The property got rezoned from MH to R3 as a part of the 2021 adoption of a new zoning map for the city.
Bloomington’s plan commission will hear the rezone request for the first time at its Monday (Jan. 8) meeting. After hearing the staff report on Monday, discussing it, and hearing comment from the public, the plan commission will likely vote to move the request along to a required second hearing in February.
[Updated at 11:15 a.m. on Jan. 8, 2024. The plan commission meeting scheduled for Monday, Jan. 8 has been canceled. According to interim planning director Jackie Scanlan, Indiana Center for Recovery requested that its rezone request be continued to the next meeting, in February. That left no other petitions on the agenda. With just administrative matters remaining—which included officer elections and confirmation of Scanlan’s appointment interim director—the meeting was canceled.]
By the time of the February plan commission meeting, the Bloomington city council’s appointee to the plan commission should be settled. Serving in that role last year was Ron Smith, but his bid for re-election was unsuccessful. The year’s first meeting of the city council, when the appointment could be made, does not take place until Wednesday (Jan. 10).
The attendance of any councilmembers at Monday’s plan commission meeting could serve as an indicator of their interest in serving as the council’s appointee to the commission.
The Center for Recovery’s legal position is that the 2021 change was a “spot zoning” of the property. The term “spot zoning” describes a situation where property is unlawfully singled out for different treatment from surrounding land.
In addition to its contention that the 2021 was an unlawful rezoning of the property, The Center for Recovery has conveyed in a letter from its attorney to the plan commission that its patients fall within a protected class. That’s a class of people with disabilities—as defined under the Americans with Disabilities Act and the Fair Housing Act—who have substance use disorder, and mental or behavioral health conditions.
The Center for Recovery describes the building on the north side of the street like this:
- North first floor: 2 one-bedroom units, 7 two-bedroom units, 4 offices and 2 meeting rooms.
- North second floor: 3 one-bedroom units and 8 two-bedroom units
- North third floor: 3 one-bedroom units, 8 two-bedroom units
For the building on the north side of the street, that’s a total of 31 units and 54 bedrooms with 4 offices, and 2 meeting rooms.
The Center for Recovery describes the building on the south side of the street like this:
- South first floor: 4 one-bedroom units, 2 two-bedroom units, 1 office, and 2 meeting rooms.
- South second floor: 4 one-bedroom units and 3 two-bedroom units.
For the building on the south side of the street, that’s a total of 13 units and 18 bedrooms with 1 office and 2 meeting rooms.
The property is to the west of the former IU Health hospital site, which is being redeveloped by the city as a new neighborhood called Hopewell.
The planning and transportation’s staff report just recommends that the plan commission hold the second hearing, but foreshadows an eventual staff recommendation against the rezone.
The staff report allows that the intended use for the property is “one that can be beneficial to the community and city as a whole.”
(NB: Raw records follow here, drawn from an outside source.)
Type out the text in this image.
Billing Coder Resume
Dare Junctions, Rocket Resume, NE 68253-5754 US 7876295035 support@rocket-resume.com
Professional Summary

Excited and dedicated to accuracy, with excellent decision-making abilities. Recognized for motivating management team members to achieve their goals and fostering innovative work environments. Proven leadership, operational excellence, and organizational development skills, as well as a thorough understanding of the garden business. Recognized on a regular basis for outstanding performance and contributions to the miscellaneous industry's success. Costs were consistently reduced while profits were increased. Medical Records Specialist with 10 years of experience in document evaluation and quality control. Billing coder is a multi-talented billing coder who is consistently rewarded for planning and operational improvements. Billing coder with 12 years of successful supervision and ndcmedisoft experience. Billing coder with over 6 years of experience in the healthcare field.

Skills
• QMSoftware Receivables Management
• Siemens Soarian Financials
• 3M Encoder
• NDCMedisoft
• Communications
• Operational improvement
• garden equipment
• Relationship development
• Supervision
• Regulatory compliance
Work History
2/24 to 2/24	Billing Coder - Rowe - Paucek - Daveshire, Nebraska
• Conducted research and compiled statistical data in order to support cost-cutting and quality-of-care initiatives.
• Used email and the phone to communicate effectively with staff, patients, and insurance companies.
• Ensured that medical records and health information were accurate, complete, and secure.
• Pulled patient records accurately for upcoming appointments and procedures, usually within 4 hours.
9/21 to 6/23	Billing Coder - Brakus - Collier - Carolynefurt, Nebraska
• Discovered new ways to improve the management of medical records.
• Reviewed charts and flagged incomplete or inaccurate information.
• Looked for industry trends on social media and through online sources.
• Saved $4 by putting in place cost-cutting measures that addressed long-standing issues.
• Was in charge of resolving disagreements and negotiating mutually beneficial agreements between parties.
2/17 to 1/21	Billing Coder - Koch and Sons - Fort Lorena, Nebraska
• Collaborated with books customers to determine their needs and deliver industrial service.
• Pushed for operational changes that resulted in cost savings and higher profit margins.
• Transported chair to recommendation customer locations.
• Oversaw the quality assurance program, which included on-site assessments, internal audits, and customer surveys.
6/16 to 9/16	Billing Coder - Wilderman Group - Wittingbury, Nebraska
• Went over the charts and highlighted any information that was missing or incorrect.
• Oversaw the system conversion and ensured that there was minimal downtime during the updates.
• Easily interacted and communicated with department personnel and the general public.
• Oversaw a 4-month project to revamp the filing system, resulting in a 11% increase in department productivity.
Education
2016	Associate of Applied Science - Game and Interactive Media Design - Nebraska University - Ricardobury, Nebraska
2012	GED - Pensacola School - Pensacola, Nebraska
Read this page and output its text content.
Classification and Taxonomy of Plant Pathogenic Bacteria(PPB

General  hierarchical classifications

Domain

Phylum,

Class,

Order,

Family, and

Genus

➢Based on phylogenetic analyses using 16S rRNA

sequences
But the staff report questions whether the requested rezone of that location is supported by the city’s comprehensive plan. The report questions the appropriateness of a rezone that has the effect of allowing larger structures “deeper within a neighborhood” instead of on a more high-traffic street.
The staff report also cites owner-occupied housing as a goal of the city’s comprehensive plan for the area to be rezoned—which the Center for Recovery’s project does not propose.
The staff report states:
While multi-family style buildings are allowed and appropriate in some locations within the former Hospital area, the location of these properties for a Medical zoning district that is not on a high volume street and buried within a neighborhood may not be an appropriate location for this higher intensity zoning district.
It is the city council that has the final say on rezone requests. Even if the plan commission forwards the requested rezone to the city council with a negative recommendation, the council could choose to grant it.